More significantly, the Rainbow Walk can celebrate the LGBTQ community of Philadelphia by commemorating the historical significance of one of the first gay rights protests in our nation’s history: the Annual Reminders. These were a series of pickets organized by LGBTQ activists held each July 4th from 1965 to 1969 outside Independence Hall. Part of the mission of ARTisPHL is to re-imagine traditional ideas of community and place. Therefore, situating the Rainbow Walk on Independence Mall across from Independence Hall would be ideal, reimagining the space to include a monument to how LGBTQ lives are an essential part of our national community. That the project is designed as a walk symbolizes how the progress for equality is an ongoing journey. Likewise, the movement of the fan blades symbolizes how that journey changes through time and one’s interaction with the world.

While we believe the ideal location would be across from Independence Hall, the Rainbow Walk project is open-ended in terms of exact placement. It could easily be modified to be situated in the city’s Gayborhood (Washington Square West), serving as a reminder of the longstanding presence of the LGBTQ community in Center City. It could also serve as an entryway for the William Way LGBTQ Center (whose building is currently being renovated). Its rainbow hues could brighten up City Hall’s Dilworth Plaza. Or it could even find a home along one of the river banks that line the city, where it could optimize its relationship to the wind and be seen from highways and bridges.

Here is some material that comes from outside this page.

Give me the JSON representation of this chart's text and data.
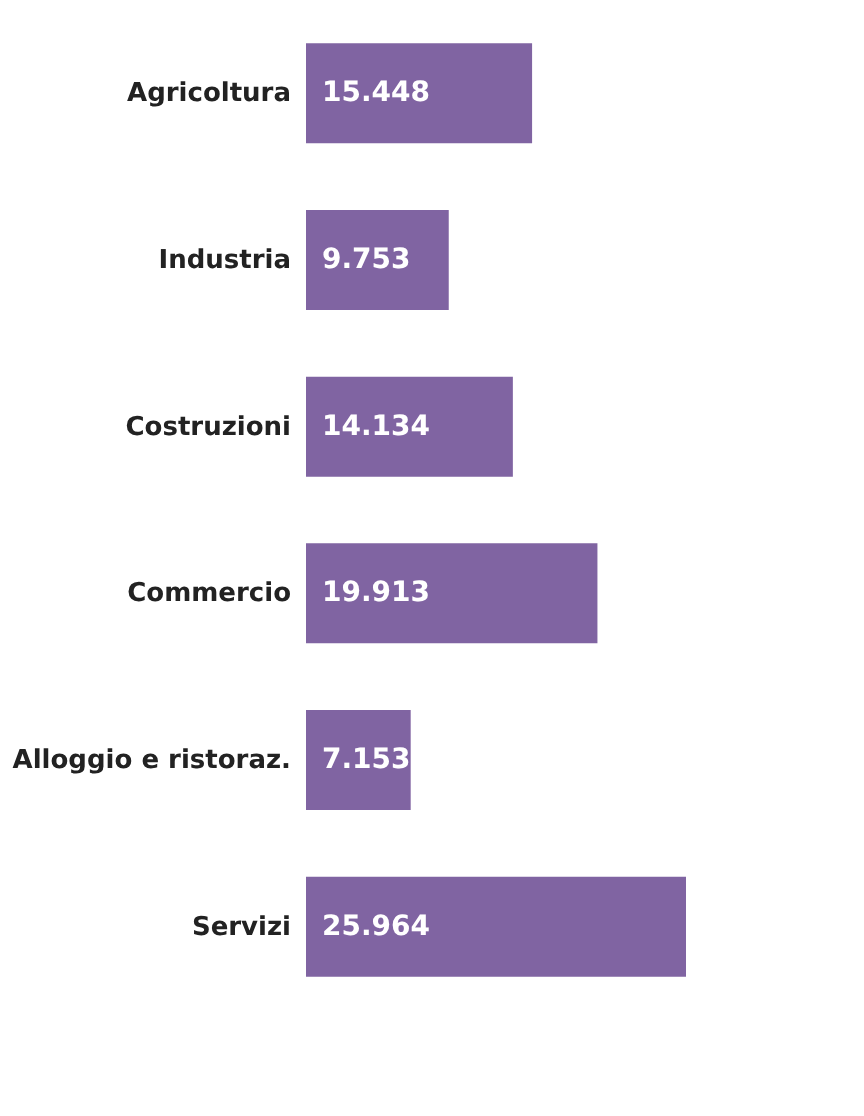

Technical specifications: This structure would be made out of a welded aluminum frame, which would form the overall “arbor”. The arbor would have two arc-shaped sides, running in parallel. Between these arcs would be a set of short rungs, spaced about a foot apart each, with the whole setup looking in some way like a “jungle gym”. The propellers would comprise nylon bushings around these rungs, with the acrylic blades coming out of the bushings. These would spin freely with the wind.